CAPITÃO: A minha própria experiência é
propriedade exclusivamente minha. Não foi de outrem que me antecedeu.
PROFESSORA “Z” MARIA: Então, se nada
ocorre por herança, posso concluir que o pai e a mãe do Capitão (com o devido
respeito a ambos!) são personagens ficcionais?
CAPITÃO: Dá Ares, tem como exorcizar essa
bruxa comunista?
DÁ ARES: Antes, vou tentar explicar. No
mundo real existe experiência azul e experiência rosa. Já a vermelha é mera ficção.
PROFESSORA “Z” MARIA: Sr. Martin, se não
existe verdade em nenhum livro, posso concluir que o senhor é ateu?
SR. MARTIN: Por favor, Capitão. Dá pra
enquadrar essa Professora? Dá Ares, explica pra ela que não existe ficção no
nosso gerenciamento e que experiência é técnica, é know how. Experiência
não é concupiscência! (Sr. Martin olha com ar repreensivo para a Professora “Z”
Maria.).
PROFESSORA “Z” MARIA: Caro Senhor Martin, a experiência poética também não é concupiscência.

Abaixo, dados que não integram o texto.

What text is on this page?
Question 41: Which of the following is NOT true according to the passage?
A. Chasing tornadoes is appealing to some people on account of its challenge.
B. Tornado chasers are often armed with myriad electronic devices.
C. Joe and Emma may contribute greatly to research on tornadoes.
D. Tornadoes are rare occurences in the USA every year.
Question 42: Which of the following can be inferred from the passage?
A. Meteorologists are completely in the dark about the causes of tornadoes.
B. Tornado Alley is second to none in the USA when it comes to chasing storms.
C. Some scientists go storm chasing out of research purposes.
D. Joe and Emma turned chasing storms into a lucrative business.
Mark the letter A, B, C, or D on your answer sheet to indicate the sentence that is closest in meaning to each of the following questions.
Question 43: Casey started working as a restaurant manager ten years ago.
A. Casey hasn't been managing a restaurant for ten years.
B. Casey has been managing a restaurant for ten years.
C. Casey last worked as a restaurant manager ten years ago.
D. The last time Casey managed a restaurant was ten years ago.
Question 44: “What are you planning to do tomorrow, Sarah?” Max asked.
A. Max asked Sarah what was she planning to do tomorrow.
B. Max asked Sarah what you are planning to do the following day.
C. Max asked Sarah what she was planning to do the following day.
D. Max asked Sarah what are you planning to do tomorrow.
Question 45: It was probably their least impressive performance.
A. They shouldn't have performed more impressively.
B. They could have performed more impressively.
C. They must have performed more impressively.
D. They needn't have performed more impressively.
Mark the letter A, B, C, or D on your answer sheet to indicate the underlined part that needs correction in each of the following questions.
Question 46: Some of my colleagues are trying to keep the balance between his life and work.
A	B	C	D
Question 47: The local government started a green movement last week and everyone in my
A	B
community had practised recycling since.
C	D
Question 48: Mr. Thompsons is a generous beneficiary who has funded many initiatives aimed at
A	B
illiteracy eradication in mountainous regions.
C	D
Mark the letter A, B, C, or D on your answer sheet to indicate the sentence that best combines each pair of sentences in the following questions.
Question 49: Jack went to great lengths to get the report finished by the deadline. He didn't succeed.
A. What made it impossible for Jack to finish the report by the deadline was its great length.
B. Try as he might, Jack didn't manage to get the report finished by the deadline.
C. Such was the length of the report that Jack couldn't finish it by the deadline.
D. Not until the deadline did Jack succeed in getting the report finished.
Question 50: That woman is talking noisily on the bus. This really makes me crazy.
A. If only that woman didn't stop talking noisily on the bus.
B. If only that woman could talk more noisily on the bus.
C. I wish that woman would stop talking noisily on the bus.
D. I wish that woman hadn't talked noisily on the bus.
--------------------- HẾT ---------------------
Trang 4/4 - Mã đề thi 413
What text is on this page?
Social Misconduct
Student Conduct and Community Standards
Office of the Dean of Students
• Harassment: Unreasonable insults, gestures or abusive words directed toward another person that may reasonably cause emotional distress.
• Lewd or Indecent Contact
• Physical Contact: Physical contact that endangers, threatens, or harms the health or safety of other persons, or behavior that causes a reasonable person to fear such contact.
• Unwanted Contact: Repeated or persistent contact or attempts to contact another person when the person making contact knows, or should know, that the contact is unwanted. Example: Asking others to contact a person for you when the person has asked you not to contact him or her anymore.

Vou apresentá-lo ao poema Transfusão (MEROLA, 2010).
Teu
corpo é aurora no campo orvalhado,
é
relva macia, é feno molhado,
é
favo de mel.
É
santuário de essência imortal,
é
depositário de fluído extrassensorial,
é
início de uma escalada dolorida,
é
fim e princípio de vida.
Teu
corpo, moreno, é pôr do sol,
é
lusco-fusco vestido de translúcida fantasia,
é
convite para uma noite de orgia,
é
delicada concupiscência e estranha nostalgia.
Teu
corpo visto de longe... Tudo bem!
Teu
corpo sentido de perto é um vai e vem!
Mas
que estranha irradiação é essa
que
estonteia?
Que
doce troca magnética é essa
que
se esparge?
Só
sei que, de repente,
frio
e calor tornam-se morno,
verde
e amarelo dão azul...
E,
na dança de dois corpos,
funde-se
uma aura unicolor.
SR. MARTIN: Dá Ares, tem como dar um jeito
nessa messalina comunista?
DÁ ARES: Amigos, a Professora “Z” Maria
usa roupa de cor vermelha. O vermelho é de esquerda! A esquerda é do demônio.
SR. MARTIN (interrompendo Dá Ares): Logo,
a Professora “Z” Maria é do... (aponta para o público)
DÁ ARES: É do... Vamos participar! (aponta
para o lado direito da plateia). Aqui, todos da ala direita!
CAPITÃO: É do... (faz gesto de arma
apontada). Se não completar vai se danar! (aponta para um grupo específico do
público).
PROFESSORA “Z” MARIA: Capitão, Sr. Martin,
Dá Ares, deixem de me tratar como morta. Deixem de falar sobre mim e falem
comigo. Não há nada mais eficaz pra deprimir alguém do que lhe dizer (ainda que
sem palavras) que ela não está presente, que não existe. Li no livro do Buber
que isso se chama desconfirmação. Mas,
antes de ler, já havia experimentado na própria pele.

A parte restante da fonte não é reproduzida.